Past that, Cybersecurity is facing a really odd inflexion point right now...

There is a confluence of factors making it really difficult on SecOps engineering talent (i.e. SOC Analyst/Remediation types) :

1. Automation - There's a huge push for improvements in efficiency/speed through automation, across the industry. Most modern SOCs are moving towards having Tier 1 gone due to it all being automated, I know ones where Tier 2 is automating as well. In smart companies they use this as a way to elevate the Tier 1 to be Tier 2, Tier 2 to be Tier 3, etc. And you end up with a good solid staff. In many companies though they use this to justified headcount cuts as cybersecurity is almost always seen as a cost center.
2. Outsourcing - AI doesn't always mean artificial intelligence, sometimes it means "Another Indian". Before companies were automating away tier 1, they were shipping it overseas. Many of the ones that couldn't do that due to regulations were still outsourcing but to US organizations like MSSPs. And guess who many of those MSSP organizations are staffed by... (see the ongoing "Indian Race Preference Based Hiring" crisis). Because of changes in how IT works less and less is needed in terms of "hands on devices" types, and if a job can be done remotely.. it can be done from India in most cases.
3. Changes in threats - Does Ransomware still happen? Yeah. But it's prevalence in the corporate landscape has radically shrunk. 5 years ago "Stopping ransomware" was a top priority of almost every security org I talked to, now a days? It's at best an outlier. Why? The protection capabilities of EPP and EDR software have to a greater degree "solved" prevention of that on a corporate level. If a significant company gets popped with ransomware it's because they've been truly lazy and not updated their EPP technology for over half a decade. The threats now are about data exposure, leaks, and preventing those. Which requires less in terms of remediation guys like the OP here seemed to me. These days Ransomware is not about regaining access to the computer, it's about Hostage-ware where you're negotiating to not have the stolen data leaked.
4. Changes in technology - Ransomware was horrible when people often still had tons of valuable and important documents on their devices. More and more organizations now save everything into cloud spaces. This is, in some ways, reducing vulnerability footprint. Automated Shadow Copies/Backups make the chances of actual data loss lower as well. Now, some companies are even moving further away by leveraging "corporate browsers" and doing all work in those. Right now my company leverages one, I can do my entire job inside the corporate browser (it's a chromium derivative, not too shabby). In that scenarios the actual device is the modern equivalent of a dumb terminal.

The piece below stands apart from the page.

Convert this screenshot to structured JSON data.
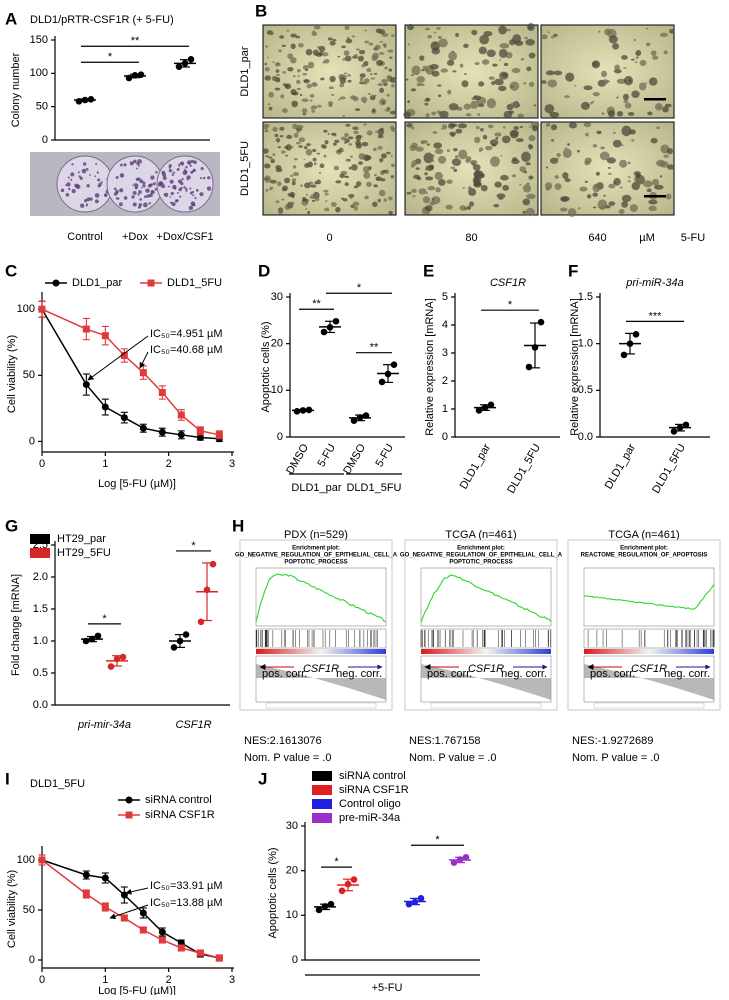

Then add into this the emergence of AI which is doing a second round of what Automation did. This time the smart companies are realizing "This is like putting Iron Man armor around our security guys and incredibly improves what they can do", the more short sighted ones are thinking "Who needs humans in the suit?" It's like an even more boring boring version of Iron Man 2. I'm intimately familiar with this as I help consult with organizations to design and deploy SOC automation and AI tools... In some ways, I guess I'm the devil here.

Khane said:

Cybersecurity professionals having that hard a time is more telling than us "regular" devs. There are a lot more rules and regulations that prevent foreigners from having access to lots of different types of data and systems.

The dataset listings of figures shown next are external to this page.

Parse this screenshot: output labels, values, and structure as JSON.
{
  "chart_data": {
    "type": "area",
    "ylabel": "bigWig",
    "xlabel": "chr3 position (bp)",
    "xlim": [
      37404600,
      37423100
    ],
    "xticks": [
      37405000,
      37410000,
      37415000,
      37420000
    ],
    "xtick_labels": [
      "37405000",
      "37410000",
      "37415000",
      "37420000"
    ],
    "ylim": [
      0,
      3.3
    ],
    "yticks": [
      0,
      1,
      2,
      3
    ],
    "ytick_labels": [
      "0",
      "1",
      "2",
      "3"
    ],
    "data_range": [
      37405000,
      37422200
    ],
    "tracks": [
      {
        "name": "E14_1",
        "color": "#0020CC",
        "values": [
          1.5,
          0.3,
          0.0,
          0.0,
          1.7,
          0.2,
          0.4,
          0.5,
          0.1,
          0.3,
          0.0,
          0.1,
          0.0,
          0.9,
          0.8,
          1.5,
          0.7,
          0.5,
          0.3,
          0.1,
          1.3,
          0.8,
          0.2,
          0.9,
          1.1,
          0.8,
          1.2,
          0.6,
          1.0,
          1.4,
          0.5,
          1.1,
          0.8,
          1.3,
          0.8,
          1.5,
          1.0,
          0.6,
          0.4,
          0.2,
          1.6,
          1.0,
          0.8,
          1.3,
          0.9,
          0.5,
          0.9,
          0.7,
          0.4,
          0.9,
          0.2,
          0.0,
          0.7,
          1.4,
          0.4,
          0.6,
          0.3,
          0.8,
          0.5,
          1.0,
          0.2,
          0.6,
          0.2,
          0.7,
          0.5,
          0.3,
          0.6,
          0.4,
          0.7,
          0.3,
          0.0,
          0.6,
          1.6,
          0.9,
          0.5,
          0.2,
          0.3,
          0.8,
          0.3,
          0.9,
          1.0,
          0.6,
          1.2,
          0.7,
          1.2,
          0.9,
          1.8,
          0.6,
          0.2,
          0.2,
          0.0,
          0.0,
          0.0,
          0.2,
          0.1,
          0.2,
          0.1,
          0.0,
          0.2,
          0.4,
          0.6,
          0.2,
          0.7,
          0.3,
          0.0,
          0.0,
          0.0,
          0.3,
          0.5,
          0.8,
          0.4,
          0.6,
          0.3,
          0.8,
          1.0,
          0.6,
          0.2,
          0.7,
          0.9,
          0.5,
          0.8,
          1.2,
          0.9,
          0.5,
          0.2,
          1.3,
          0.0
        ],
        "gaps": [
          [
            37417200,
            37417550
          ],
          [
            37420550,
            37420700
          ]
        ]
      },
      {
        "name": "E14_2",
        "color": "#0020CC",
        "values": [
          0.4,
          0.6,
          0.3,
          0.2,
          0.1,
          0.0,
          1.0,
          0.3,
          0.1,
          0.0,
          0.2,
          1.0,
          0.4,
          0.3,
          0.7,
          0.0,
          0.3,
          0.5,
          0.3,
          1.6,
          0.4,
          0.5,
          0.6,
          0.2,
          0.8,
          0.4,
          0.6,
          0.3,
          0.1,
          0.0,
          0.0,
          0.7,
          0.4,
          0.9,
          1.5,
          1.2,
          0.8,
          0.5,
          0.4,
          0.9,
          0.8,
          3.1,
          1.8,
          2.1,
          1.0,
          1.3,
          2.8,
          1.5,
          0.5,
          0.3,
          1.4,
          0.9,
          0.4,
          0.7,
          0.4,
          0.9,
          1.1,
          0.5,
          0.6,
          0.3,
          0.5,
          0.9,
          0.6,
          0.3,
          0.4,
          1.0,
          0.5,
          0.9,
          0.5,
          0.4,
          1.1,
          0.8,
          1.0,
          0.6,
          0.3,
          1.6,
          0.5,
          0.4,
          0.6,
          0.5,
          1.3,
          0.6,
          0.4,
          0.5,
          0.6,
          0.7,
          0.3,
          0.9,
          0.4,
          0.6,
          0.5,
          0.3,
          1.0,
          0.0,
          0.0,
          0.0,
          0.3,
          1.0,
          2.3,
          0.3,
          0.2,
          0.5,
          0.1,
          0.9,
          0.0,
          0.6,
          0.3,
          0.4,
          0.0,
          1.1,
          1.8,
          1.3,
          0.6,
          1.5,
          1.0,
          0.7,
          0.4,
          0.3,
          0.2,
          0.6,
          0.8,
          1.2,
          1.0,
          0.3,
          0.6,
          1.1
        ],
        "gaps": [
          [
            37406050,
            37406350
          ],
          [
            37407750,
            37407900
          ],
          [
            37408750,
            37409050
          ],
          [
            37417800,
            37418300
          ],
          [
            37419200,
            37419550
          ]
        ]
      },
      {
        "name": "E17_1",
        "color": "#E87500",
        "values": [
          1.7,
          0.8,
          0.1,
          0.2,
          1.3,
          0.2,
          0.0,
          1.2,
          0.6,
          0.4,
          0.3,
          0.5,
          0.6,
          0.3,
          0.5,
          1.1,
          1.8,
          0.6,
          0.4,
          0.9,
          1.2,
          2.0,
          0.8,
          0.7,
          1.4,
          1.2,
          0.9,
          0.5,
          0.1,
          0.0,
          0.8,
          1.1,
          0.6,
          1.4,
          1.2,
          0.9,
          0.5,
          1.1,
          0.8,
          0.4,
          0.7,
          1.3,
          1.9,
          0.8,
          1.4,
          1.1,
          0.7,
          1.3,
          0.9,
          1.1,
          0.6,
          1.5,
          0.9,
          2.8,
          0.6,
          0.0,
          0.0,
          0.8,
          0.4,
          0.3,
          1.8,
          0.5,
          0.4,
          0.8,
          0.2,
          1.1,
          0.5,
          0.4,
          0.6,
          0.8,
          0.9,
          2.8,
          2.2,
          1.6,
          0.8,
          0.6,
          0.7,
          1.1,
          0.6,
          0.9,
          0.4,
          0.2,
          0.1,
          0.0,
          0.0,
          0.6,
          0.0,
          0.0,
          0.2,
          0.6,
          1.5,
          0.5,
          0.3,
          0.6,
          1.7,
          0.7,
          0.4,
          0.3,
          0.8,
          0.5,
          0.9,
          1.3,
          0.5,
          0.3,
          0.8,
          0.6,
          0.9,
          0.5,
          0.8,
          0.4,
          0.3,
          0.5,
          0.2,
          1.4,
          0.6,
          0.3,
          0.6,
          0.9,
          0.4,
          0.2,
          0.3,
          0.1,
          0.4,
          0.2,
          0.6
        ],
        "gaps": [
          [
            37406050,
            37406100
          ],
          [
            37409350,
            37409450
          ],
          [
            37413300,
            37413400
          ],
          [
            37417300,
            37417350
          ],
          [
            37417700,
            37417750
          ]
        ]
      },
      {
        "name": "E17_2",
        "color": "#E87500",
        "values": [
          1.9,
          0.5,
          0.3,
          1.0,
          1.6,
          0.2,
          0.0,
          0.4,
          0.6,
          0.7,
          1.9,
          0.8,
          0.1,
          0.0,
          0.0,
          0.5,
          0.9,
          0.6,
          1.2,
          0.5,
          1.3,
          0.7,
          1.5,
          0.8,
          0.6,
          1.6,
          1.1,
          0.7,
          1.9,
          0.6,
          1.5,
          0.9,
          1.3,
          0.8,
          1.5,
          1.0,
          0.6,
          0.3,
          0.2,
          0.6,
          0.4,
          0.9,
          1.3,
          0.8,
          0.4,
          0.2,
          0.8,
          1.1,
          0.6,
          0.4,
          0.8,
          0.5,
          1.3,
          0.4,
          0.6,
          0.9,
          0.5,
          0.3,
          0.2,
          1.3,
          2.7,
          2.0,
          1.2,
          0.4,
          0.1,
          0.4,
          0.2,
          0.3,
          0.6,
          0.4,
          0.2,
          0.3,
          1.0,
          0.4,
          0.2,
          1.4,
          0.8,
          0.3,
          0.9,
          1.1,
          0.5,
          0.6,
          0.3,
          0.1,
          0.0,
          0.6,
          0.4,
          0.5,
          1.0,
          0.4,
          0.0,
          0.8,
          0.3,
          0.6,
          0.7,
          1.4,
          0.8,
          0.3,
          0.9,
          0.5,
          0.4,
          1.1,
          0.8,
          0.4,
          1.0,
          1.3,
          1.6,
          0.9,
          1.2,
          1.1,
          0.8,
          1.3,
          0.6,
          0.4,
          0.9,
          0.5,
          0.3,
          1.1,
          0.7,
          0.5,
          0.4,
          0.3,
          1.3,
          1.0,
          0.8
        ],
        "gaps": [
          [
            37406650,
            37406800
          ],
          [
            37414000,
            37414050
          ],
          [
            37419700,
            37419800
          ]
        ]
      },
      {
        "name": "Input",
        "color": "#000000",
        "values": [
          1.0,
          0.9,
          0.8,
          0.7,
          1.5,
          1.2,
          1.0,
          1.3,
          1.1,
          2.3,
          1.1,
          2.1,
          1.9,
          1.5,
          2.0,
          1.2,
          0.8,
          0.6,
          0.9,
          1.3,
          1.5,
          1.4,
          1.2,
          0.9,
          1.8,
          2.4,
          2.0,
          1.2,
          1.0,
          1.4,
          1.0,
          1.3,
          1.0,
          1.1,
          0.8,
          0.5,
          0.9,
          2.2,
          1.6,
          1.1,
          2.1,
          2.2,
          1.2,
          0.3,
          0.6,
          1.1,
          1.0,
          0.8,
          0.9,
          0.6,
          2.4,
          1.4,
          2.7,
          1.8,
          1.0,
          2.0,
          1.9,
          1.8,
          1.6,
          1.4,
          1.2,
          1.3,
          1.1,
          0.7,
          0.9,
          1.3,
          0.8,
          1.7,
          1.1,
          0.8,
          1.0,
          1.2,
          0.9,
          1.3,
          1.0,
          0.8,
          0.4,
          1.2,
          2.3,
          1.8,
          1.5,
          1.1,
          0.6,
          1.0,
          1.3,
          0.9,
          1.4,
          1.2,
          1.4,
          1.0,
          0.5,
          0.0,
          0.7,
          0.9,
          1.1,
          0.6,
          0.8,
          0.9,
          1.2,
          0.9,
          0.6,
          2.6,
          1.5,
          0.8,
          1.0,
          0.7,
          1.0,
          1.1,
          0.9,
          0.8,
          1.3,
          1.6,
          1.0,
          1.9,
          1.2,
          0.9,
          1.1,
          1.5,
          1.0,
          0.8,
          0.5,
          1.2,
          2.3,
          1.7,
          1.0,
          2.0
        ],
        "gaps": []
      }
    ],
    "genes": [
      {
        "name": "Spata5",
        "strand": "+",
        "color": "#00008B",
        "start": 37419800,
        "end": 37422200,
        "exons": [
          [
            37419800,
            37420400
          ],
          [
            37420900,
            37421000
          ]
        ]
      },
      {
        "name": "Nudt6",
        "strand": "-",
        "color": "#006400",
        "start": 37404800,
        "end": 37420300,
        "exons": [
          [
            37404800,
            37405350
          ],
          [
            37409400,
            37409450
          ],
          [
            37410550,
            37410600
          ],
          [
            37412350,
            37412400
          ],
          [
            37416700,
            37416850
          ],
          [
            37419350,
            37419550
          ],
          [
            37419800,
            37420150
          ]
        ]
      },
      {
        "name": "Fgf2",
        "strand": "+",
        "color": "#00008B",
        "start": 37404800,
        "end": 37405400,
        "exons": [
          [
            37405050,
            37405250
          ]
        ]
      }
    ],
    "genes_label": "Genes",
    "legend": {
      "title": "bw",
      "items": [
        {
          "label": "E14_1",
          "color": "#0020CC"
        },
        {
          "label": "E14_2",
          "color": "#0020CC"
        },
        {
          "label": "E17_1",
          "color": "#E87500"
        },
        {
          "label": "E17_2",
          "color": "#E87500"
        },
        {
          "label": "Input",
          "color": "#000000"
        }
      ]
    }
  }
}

Everything is fucked. Can't wait for the next jobs report to make it seem like the job market is A+++

Click to expand...

That is changing too though. FEDRAMP projects requiring access to the Federal infrastructure are on a completely separate architecture. AWS/GCP/Azure have specific FEDRAMP offerings and many other companies do as well. Up until last year I had thought US citizens only could work on it. That is not true any longer. Unless its the equivalent of Top Secret (called FEDRAMP HIGH) then foreigners and even India side teams are able to work on it. FEDRAMP Moderate is the name they use for it usually.

Finance and other industries are likely doing the same. H1B were able to access PII in Healthcare when I was in that industry.